释放双眼，带上耳机，听听看~！

本文介绍了在机器学习数据预处理中使用sklearn处理缺失值的方法，包括替换标准缺失值表示和训练集、测试集的处理。通过示例代码演示了如何使用sklearn进行数据预处理。

本次课程依旧使用人口普查数据, 上次课中，当我们对类别型变量编码的时候，就发现某些列中有？（问号），这是因为此数据集中，当某人在做问卷调查未回答某个问题时，该空缺用？填充（不同数据集用不同符号表示缺失）

因此我们需要面对如何处理缺失值（missing values）的问题，最简单粗暴的办法是某一行如果包含缺失值就丢掉，但此种方法最大的问题是：如果模型部署后，新来的数据中有缺失值呢？或者缺失值很多呢，都删掉就会丢掉很多本可以用的数据

所以有必要掌握sklearn中一些处理缺失值的办法，关于该主题如果想深入了解，需去统计学课程中寻找答案

缺失值处理（简易版）

import pandas as pd
import numpy as np
import matplotlib.pyplot as plt
plt.rcParams['font.size'] = 16

from sklearn.dummy import DummyClassifier
from sklearn.tree import DecisionTreeClassifier
from sklearn.linear_model import LogisticRegression
from sklearn.model_selection import train_test_split, cross_val_score, cross_validate, GridSearchCV, RandomizedSearchCV
from sklearn.preprocessing import OneHotEncoder, OrdinalEncoder
from sklearn.pipeline import Pipeline
from sklearn.preprocessing import StandardScaler, MinMaxScaler
from sklearn.compose import ColumnTransformer
from sklearn import set_config, config_context

census = pd.read_csv('data/adult.csv')
# 上节课提到过可以删除 `education` 列，
# 因为数据集中已经有一列顺序编码过的列 `education.num`.
census = census.drop(columns=["education"])

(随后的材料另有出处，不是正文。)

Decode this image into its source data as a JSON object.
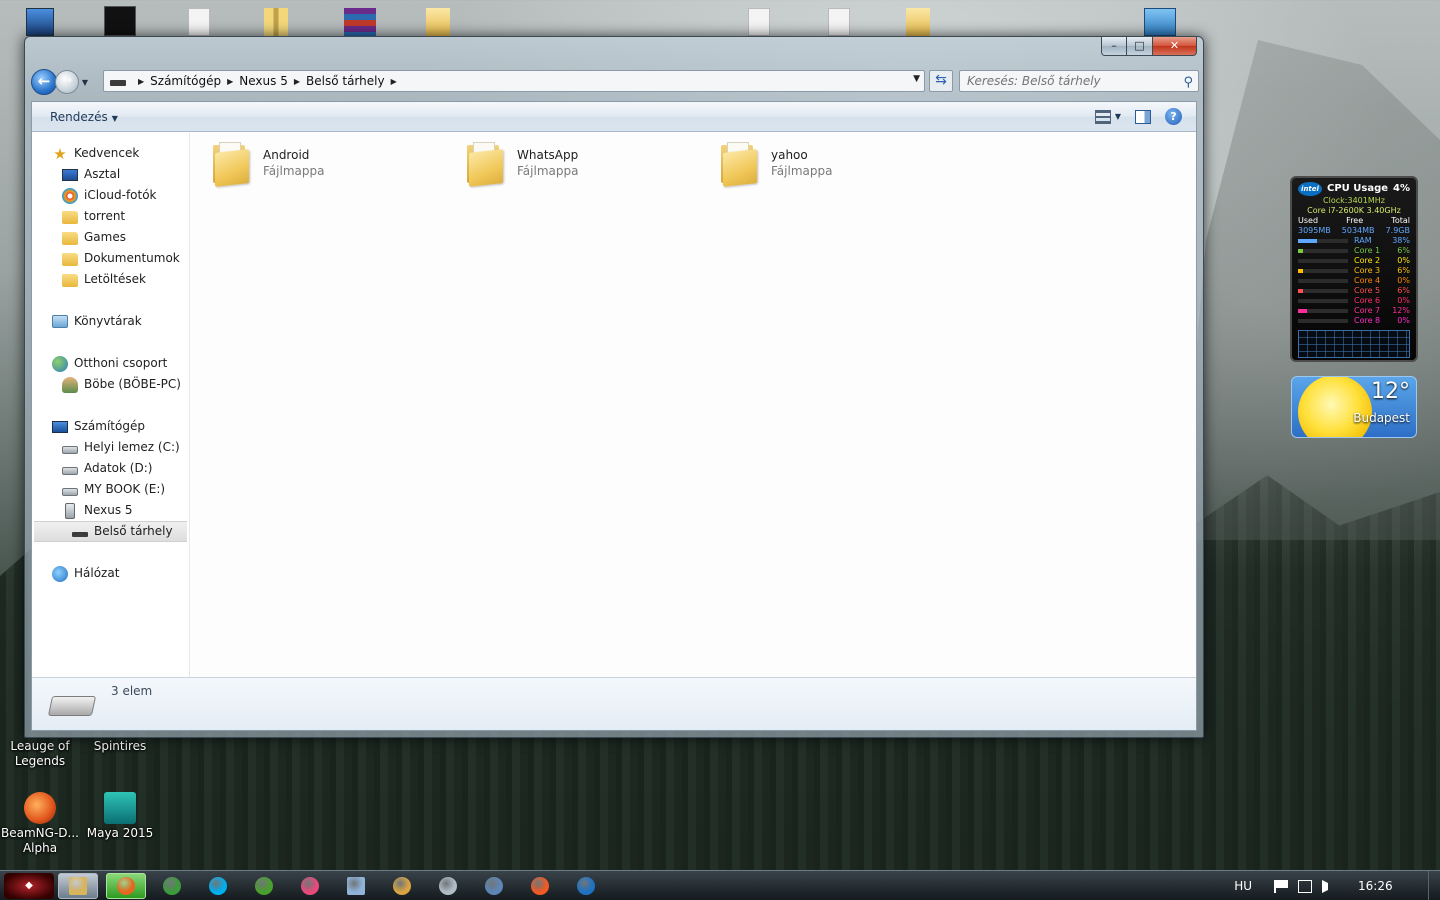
{
  "desktop": {
    "icons": [
      {
        "label": "Leauge of Legends"
      },
      {
        "label": "Spintires"
      },
      {
        "label": "BeamNG-D... Alpha"
      },
      {
        "label": "Maya 2015"
      }
    ]
  },
  "window": {
    "caption": {
      "minimize": "–",
      "maximize": "□",
      "close": "✕"
    },
    "breadcrumbs": [
      "Számítógép",
      "Nexus 5",
      "Belső tárhely"
    ],
    "search": {
      "placeholder": "Keresés: Belső tárhely"
    },
    "toolbar": {
      "organize_label": "Rendezés"
    },
    "nav_tree": [
      {
        "label": "Kedvencek",
        "icon": "star-icon",
        "level": 0
      },
      {
        "label": "Asztal",
        "icon": "desktop-icon",
        "level": 1
      },
      {
        "label": "iCloud-fotók",
        "icon": "icloud-icon",
        "level": 1
      },
      {
        "label": "torrent",
        "icon": "folder-icon",
        "level": 1
      },
      {
        "label": "Games",
        "icon": "folder-icon",
        "level": 1
      },
      {
        "label": "Dokumentumok",
        "icon": "folder-icon",
        "level": 1
      },
      {
        "label": "Letöltések",
        "icon": "folder-icon",
        "level": 1
      },
      {
        "label": "Könyvtárak",
        "icon": "library-icon",
        "level": 0
      },
      {
        "label": "Otthoni csoport",
        "icon": "homegroup-icon",
        "level": 0
      },
      {
        "label": "Böbe (BÖBE-PC)",
        "icon": "user-icon",
        "level": 1
      },
      {
        "label": "Számítógép",
        "icon": "computer-icon",
        "level": 0
      },
      {
        "label": "Helyi lemez (C:)",
        "icon": "hdd-icon",
        "level": 1
      },
      {
        "label": "Adatok (D:)",
        "icon": "hdd-icon",
        "level": 1
      },
      {
        "label": "MY BOOK (E:)",
        "icon": "hdd-icon",
        "level": 1
      },
      {
        "label": "Nexus 5",
        "icon": "phone-icon",
        "level": 1
      },
      {
        "label": "Belső tárhely",
        "icon": "drive-icon",
        "level": 2
      },
      {
        "label": "Hálózat",
        "icon": "network-icon",
        "level": 0
      }
    ],
    "items": [
      {
        "name": "Android",
        "type": "Fájlmappa"
      },
      {
        "name": "WhatsApp",
        "type": "Fájlmappa"
      },
      {
        "name": "yahoo",
        "type": "Fájlmappa"
      }
    ],
    "details": {
      "count": "3 elem"
    }
  },
  "gadgets": {
    "cpu": {
      "brand": "intel",
      "title": "CPU Usage",
      "usage": "4%",
      "clock": "Clock:3401MHz",
      "model": "Core i7-2600K 3.40GHz",
      "mem_headers": [
        "Used",
        "Free",
        "Total"
      ],
      "mem_values": [
        "3095MB",
        "5034MB",
        "7.9GB"
      ],
      "ram_label": "RAM",
      "ram_pct": "38%",
      "cores": [
        {
          "name": "Core 1",
          "pct": "6%",
          "color": "#7ac943"
        },
        {
          "name": "Core 2",
          "pct": "0%",
          "color": "#ffe600"
        },
        {
          "name": "Core 3",
          "pct": "6%",
          "color": "#ffbf00"
        },
        {
          "name": "Core 4",
          "pct": "0%",
          "color": "#ff8a00"
        },
        {
          "name": "Core 5",
          "pct": "6%",
          "color": "#ff4f4f"
        },
        {
          "name": "Core 6",
          "pct": "0%",
          "color": "#ff2d6a"
        },
        {
          "name": "Core 7",
          "pct": "12%",
          "color": "#ff2d9b"
        },
        {
          "name": "Core 8",
          "pct": "0%",
          "color": "#ff2dc8"
        }
      ]
    },
    "weather": {
      "temp": "12°",
      "city": "Budapest"
    }
  },
  "taskbar": {
    "tray_lang": "HU",
    "clock": "16:26",
    "apps": [
      {
        "name": "explorer",
        "color": "#d8b45a"
      },
      {
        "name": "firefox",
        "color": "#e8661e"
      },
      {
        "name": "chrome",
        "color": "#3c9b3c"
      },
      {
        "name": "skype",
        "color": "#00aff0"
      },
      {
        "name": "utorrent",
        "color": "#48a12b"
      },
      {
        "name": "itunes",
        "color": "#e84a7a"
      },
      {
        "name": "notepad",
        "color": "#8fb3d9"
      },
      {
        "name": "paint",
        "color": "#d9a441"
      },
      {
        "name": "media",
        "color": "#b0bcc6"
      },
      {
        "name": "steam",
        "color": "#5d86b8"
      },
      {
        "name": "origin",
        "color": "#f15a24"
      },
      {
        "name": "outlook",
        "color": "#1e72c6"
      }
    ]
  }
}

census_train, census_test = train_test_split(census, test_size=0.2, random_state=123)

# 把代表缺失值的问号，替换为Pandas中标准的 np.NaN
# 这里好像有破坏了 golden rule的嫌疑，对test set进行了操作
# 但我们可以这样理解： 假如原始csv格式的数据中，对缺失值的表示就是标准的，就不需要这一步了，所以说，这里并不算破坏了 golden rule
# 个人理解这一步甚至可以提前到 train_test_split之前，只是为了让同学们养成好习惯，这里放在了之后
df_train_nan = census_train.replace('?', np.NaN)
df_test_nan  = census_test.replace( '?', np.NaN)

df_train_nan.sort_index().head()

如何处理缺失值的方法 - sklearn实践

注意：这里我们处理的是特征列中的缺失值，而不是目标列income中的缺失值，
因为我们做的是监督学习，如果income中有缺失值，那这一行可以考虑删掉

X_train_nan = df_train_nan.drop(columns=['income'])
X_test_nan  = df_test_nan.drop(columns=['income'])
y_train = df_train_nan['income']
y_test = df_test_nan['income']

Imputation 插值

Imputation means inventing values for the missing data.
The strategies are different for numeric(mean, median…) vs. categorical.
In this dataset it turns out we only have missing values in the categorical features.

from sklearn.impute import SimpleImputer

imp = SimpleImputer(strategy='most_frequent')

This imputer is another transformer, like the other ones we’ve seen (CountVectorizer, OrdinalEncoder, OneHotEncoder).

numeric_features = ['age', 'fnlwgt', 'education.num', 'capital.gain', 
                    'capital.loss', 'hours.per.week']
categorical_features = ['workclass', 'marital.status', 'occupation', 
                        'relationship', 'race', 'sex', 'native.country']
target_column = 'income'


imp.fit(X_train_nan[categorical_features]);

X_train_imp_cat = pd.DataFrame(imp.transform(X_train_nan[categorical_features]),
                           columns=categorical_features, index=X_train_nan.index)
X_test_imp_cat = pd.DataFrame(imp.transform(X_test_nan[categorical_features]),
                           columns=categorical_features, index=X_test_nan.index)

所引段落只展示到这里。